When I worked on the nation's top secrets looking into the communications behavior of the cold war enemies my company had a safe room that in the 70's cost 100's of thousand dollars to build and maintain outside the Pentagon. As far as I know the words we said and the viewgraphs we displayed remained secure at least from the 70's until the 90's when DOD released them. Some have yet to be revealed. We were able to tell much of what our enemies were doing from observing their electronic signals. It was useful and probably helped secure the world through the cold war. The other side of course as depicted in the movie "Bridge of Spies" were doing the same thing to keep up with us in that case using Human spies to build a nuclear weapon. So governments are going to do what governments do: provide for the security of their country. In some ways this cas is the same argument for and against Water Boarding.
Now comes the entry of Apple. And, the advancement of terrorist groups so diverse, so large (probably 300 Million people support Muslim terrorists) and so disposed to the destruction of the western civilization that it occupies much of the security pursuits of the world. Apple could, as a part of their responsibility to society, build a secure group that opens, under very stringent court orders, a specific set of their products one at a time and provides to the government the information from that device but not the backdoor solution. On the other hand is that the way it should be done? Will that require Apple to have a similar group in every country to respond to their courts? Or is the government's responsibility to build their own secure group to open devices one at a time? Can they compel Apple to help? I guess we could look back to WWII when Ford went from a car company to a tank builder for the US Army. What if Ford had said "No"?

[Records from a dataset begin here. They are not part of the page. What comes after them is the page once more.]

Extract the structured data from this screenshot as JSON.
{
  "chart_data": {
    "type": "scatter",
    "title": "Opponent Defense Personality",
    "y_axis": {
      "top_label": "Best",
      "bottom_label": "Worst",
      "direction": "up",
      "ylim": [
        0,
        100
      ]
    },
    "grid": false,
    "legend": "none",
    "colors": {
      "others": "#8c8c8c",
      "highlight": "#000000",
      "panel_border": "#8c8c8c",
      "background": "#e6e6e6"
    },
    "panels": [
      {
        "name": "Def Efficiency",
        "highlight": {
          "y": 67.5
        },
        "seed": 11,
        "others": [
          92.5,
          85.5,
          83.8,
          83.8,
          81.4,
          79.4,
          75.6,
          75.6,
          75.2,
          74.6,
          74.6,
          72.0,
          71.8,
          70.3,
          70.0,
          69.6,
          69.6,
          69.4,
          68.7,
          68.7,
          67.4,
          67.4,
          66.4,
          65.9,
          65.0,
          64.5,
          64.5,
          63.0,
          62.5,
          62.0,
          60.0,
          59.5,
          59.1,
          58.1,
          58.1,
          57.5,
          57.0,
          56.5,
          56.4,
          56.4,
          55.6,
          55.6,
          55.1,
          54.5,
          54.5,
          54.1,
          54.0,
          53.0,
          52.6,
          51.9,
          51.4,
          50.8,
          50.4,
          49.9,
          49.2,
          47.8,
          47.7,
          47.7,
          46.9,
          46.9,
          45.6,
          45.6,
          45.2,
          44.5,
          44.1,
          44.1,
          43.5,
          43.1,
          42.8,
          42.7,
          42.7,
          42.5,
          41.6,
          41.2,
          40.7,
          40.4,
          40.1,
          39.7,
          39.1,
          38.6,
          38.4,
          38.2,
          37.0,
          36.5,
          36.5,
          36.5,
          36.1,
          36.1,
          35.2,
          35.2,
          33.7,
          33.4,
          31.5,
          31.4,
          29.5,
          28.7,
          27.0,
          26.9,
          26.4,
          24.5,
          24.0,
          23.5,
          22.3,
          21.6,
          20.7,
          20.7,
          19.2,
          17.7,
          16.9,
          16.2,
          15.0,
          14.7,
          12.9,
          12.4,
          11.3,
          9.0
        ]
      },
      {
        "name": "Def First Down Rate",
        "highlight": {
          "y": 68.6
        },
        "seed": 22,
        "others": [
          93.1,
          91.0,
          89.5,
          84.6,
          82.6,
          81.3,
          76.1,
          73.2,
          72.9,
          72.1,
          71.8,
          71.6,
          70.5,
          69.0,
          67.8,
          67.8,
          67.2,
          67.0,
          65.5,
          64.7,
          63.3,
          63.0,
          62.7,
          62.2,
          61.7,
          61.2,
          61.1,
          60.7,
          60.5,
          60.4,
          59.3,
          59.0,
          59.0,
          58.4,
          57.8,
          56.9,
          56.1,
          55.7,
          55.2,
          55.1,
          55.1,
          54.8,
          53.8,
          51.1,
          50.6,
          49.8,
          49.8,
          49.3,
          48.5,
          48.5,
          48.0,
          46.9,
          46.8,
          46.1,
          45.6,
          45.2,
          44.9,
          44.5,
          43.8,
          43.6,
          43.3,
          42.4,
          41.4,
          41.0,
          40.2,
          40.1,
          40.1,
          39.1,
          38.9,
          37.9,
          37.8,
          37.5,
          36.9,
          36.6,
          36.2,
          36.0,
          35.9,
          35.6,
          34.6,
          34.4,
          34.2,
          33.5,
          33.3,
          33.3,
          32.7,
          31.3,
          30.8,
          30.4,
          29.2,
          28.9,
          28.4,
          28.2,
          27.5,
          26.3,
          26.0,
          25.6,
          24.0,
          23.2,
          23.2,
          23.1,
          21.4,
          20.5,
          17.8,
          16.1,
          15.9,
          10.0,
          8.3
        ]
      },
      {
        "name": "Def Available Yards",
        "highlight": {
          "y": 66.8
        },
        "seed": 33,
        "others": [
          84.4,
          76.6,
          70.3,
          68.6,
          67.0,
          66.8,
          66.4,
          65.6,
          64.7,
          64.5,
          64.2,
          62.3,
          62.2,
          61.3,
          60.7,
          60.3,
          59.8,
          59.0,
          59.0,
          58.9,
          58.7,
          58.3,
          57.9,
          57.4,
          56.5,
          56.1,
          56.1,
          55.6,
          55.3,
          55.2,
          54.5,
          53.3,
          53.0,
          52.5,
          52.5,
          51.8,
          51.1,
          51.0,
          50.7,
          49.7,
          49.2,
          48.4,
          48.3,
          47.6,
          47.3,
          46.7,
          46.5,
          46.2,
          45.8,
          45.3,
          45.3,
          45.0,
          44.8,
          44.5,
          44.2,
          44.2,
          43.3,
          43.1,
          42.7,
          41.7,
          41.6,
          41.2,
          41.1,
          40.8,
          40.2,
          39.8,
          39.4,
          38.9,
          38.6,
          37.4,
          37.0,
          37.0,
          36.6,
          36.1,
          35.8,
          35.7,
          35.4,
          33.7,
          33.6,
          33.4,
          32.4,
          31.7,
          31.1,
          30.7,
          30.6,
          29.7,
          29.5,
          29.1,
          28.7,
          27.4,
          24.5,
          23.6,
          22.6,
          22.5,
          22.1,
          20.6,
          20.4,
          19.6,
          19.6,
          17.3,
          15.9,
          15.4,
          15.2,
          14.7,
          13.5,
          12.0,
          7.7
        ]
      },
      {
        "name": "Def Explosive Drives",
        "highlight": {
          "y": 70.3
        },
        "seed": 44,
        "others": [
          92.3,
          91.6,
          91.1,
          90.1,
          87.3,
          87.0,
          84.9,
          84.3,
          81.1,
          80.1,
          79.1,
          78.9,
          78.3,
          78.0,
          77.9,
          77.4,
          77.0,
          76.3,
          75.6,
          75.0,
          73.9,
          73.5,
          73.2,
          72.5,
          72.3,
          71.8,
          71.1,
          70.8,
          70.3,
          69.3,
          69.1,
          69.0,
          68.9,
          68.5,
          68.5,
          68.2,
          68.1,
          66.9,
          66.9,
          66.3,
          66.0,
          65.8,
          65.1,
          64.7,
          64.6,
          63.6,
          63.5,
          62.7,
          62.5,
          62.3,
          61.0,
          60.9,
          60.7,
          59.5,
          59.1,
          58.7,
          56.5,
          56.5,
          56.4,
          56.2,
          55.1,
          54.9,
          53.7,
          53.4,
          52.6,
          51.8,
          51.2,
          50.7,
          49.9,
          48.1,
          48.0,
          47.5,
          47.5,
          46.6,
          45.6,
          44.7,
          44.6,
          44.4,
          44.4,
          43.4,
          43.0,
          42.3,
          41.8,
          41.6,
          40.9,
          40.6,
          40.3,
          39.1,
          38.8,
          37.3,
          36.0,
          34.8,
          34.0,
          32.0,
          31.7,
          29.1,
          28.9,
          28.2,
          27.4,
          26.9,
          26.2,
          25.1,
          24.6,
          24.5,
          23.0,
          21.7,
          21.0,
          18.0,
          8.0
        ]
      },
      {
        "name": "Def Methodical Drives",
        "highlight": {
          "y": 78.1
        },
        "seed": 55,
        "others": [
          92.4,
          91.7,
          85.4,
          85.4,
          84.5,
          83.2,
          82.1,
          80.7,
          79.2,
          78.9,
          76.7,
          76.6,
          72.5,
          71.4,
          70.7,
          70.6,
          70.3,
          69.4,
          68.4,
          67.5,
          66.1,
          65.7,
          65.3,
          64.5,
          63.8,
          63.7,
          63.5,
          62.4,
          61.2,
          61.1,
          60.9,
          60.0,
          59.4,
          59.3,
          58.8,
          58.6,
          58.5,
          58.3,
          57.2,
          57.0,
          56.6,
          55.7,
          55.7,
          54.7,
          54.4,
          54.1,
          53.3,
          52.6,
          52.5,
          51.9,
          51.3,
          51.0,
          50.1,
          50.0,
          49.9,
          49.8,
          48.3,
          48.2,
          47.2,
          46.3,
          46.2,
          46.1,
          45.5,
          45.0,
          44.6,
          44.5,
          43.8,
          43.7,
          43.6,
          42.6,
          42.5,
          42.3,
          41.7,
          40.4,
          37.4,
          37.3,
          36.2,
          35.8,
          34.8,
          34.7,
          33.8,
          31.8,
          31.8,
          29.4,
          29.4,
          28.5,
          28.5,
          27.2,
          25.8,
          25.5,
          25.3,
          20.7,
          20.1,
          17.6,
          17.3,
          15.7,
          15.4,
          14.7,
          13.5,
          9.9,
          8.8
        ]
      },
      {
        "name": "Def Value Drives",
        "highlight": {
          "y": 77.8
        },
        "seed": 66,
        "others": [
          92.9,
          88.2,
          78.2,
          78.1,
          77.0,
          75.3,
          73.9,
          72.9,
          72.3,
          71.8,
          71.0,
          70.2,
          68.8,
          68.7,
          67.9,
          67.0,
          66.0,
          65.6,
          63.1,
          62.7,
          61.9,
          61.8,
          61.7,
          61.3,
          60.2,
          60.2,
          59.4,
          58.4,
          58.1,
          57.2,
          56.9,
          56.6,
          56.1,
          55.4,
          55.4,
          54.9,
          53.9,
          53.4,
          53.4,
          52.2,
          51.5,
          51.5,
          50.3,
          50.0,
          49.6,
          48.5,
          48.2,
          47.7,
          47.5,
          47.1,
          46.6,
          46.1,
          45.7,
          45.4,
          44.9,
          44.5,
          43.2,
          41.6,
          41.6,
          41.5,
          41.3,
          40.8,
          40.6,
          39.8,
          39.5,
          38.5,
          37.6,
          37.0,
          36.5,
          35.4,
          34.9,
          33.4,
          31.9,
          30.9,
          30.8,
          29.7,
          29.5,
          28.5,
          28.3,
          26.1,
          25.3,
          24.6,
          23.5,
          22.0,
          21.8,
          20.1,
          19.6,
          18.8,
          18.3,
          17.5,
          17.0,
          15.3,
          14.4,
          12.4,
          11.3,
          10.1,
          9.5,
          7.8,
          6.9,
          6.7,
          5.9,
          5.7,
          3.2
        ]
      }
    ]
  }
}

I could go on but no need. This will be drawn out but it will be solved in the Supreme court or in Congress in the US. Perhaps both.I'm sure China is now thinking about this problem. And, if Apple is as smart as I think they are they already use different encryption systems for China than they do in the US. In the meantime be sure that there are no secure devices especially once you connect them through the internet, Wi Fi or your blue tooth in your car. Your phone is your phone and someone is listening to it all.